Credit is a critical factor in life. So much so, it is a type of life insurance for many. In life, as in football, one earns credit through performance and achievement. This might easily be applied to a work environment, where an employee might have earned a certain level of seniority by doing something remarkable at some point during the career. This remarkable feat might be a past deal that defined and secured the future of a company, or something similar. In other words, people generally do not only look at someone’s current value, but also take the credentials of the concerned person into account. These then help the concerned to prolong a career that might have been short-lived.
In this context, it is fairly easy to point out Rafael Benitez’ achievements. The most significant ones came in 2002 and 2004 respectively, when he led Valencia to La Liga titles in Spain. Given the dominance of Real Madrid and Barcelona at the time, this was a truly unique and remarkable chapter in the life of Benitez. Following his success with Valencia, the Spaniard left the club for Liverpool and arguably trumped his time in Spain by winning the Champions League with a side that looked beaten at half time. Three years, and the credit was earned, Benitez’ stock was on the rise.
As success never seems to last, unless you are Sir Alex Ferguson, the lows of Benitez’ managing career were looming large. He never won a league title again and even managed to turn Mourinho’s Inter into a collection of losers, as harsh as that may sound. Stints at Chelsea and Napoli followed and the Spaniard managed to make each of the sides worse than they were before. Essentially, he will not be remembered fondly at Inter, Chelsea or Napoli for that matter. At Valencia and Liverpool on the other hand, his credentials are there for everyone to see.

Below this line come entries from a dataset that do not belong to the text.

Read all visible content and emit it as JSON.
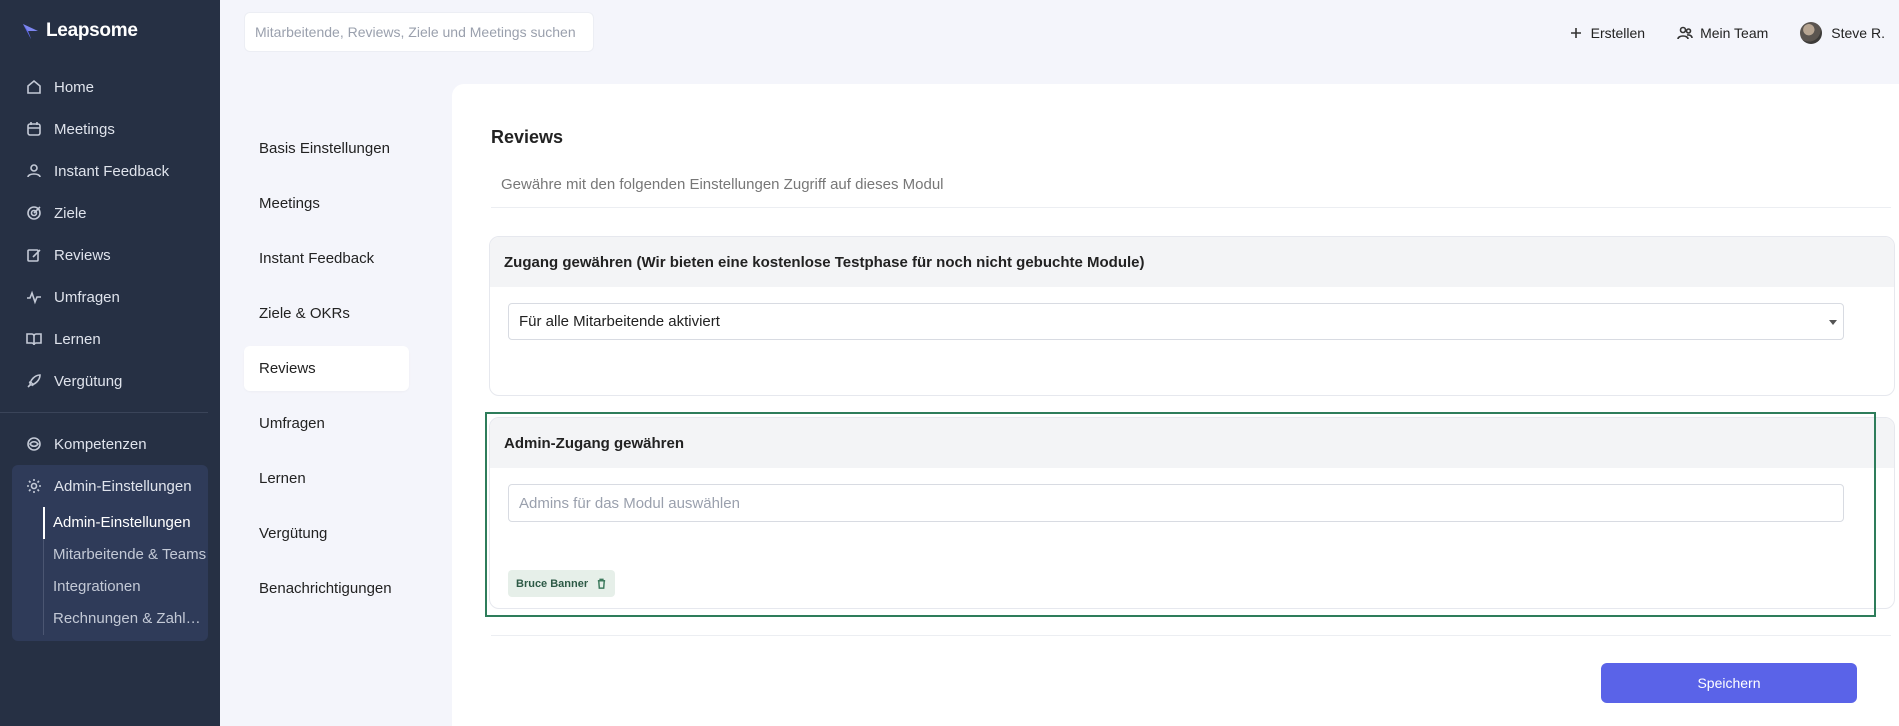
{
  "brand": {
    "name": "Leapsome"
  },
  "sidebar": {
    "items": [
      {
        "label": "Home",
        "icon": "home-icon"
      },
      {
        "label": "Meetings",
        "icon": "calendar-icon"
      },
      {
        "label": "Instant Feedback",
        "icon": "feedback-icon"
      },
      {
        "label": "Ziele",
        "icon": "target-icon"
      },
      {
        "label": "Reviews",
        "icon": "edit-icon"
      },
      {
        "label": "Umfragen",
        "icon": "pulse-icon"
      },
      {
        "label": "Lernen",
        "icon": "book-icon"
      },
      {
        "label": "Vergütung",
        "icon": "rocket-icon"
      }
    ],
    "kompetenzen": "Kompetenzen",
    "admin": {
      "label": "Admin-Einstellungen",
      "sub_items": [
        "Admin-Einstellungen",
        "Mitarbeitende & Teams",
        "Integrationen",
        "Rechnungen & Zahlungen"
      ]
    }
  },
  "header": {
    "search_placeholder": "Mitarbeitende, Reviews, Ziele und Meetings suchen",
    "create_label": "Erstellen",
    "team_label": "Mein Team",
    "user_name": "Steve R."
  },
  "settings_nav": {
    "items": [
      "Basis Einstellungen",
      "Meetings",
      "Instant Feedback",
      "Ziele & OKRs",
      "Reviews",
      "Umfragen",
      "Lernen",
      "Vergütung",
      "Benachrichtigungen"
    ],
    "active": "Reviews"
  },
  "main": {
    "title": "Reviews",
    "subtitle": "Gewähre mit den folgenden Einstellungen Zugriff auf dieses Modul",
    "access": {
      "heading": "Zugang gewähren (Wir bieten eine kostenlose Testphase für noch nicht gebuchte Module)",
      "selected": "Für alle Mitarbeitende aktiviert"
    },
    "admin_access": {
      "heading": "Admin-Zugang gewähren",
      "placeholder": "Admins für das Modul auswählen",
      "tags": [
        "Bruce Banner"
      ]
    },
    "save_label": "Speichern"
  },
  "colors": {
    "sidebar_bg": "#263044",
    "accent": "#5a63e8",
    "highlight": "#2e7d5b"
  }
}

Nevertheless, Rafa does not come across as a manager who should be in charge of a genuinely big club. In fact, the most obvious danger for anyone who would employ the Spaniard is an increased success of competitors. It now seems as though, Real Madrid, to the surprise of many, have decided to replace the parting Carlo Ancelotti with Rafa Benitez, who has failed to deliver Champions League football to the Napoli faithful; another addition to a list of failures. In many ways, replacing Ancelotti with Benitez is like picking a G-Shock over a Rolex watch.
Strangely, Rafa Benitez seems to be joining a fellow expert in failure in Florentino Perez, under whose presidency Real Madrid have won three La Liga titles and a Champions League; all that in 12 years. One can look at Real Madrid’s last 15 years in many ways but it seems as though, Perez in particular, has managed to drive the club away from success. The president has certainly not gone with the times and seems to think that marketing and financial success are at the top of the agenda. His poor decision-making was more than evident when he made Gareth Bale the most expensive player in the history of football. Although, Bale is a great player, he is most definitely not worth a record fee.
With the appointment of Benitez, Perez continues his peculiar reign and further contributes to the demise of Real Madrid. The above may certainly be regarded as incredibly dramatic. Nevertheless, there seems to be no urgent need to renovate Real’s trophy cabinet for the purpose of housing more trophies, not with Perez and certainly not with Benitez. In the meantime, Barcelona’s management will be celebrating and Carlo Ancelotti will leave the Spanish capital and eventually start another venture of his own. For all we know, he might turn Milan into a European giant yet again.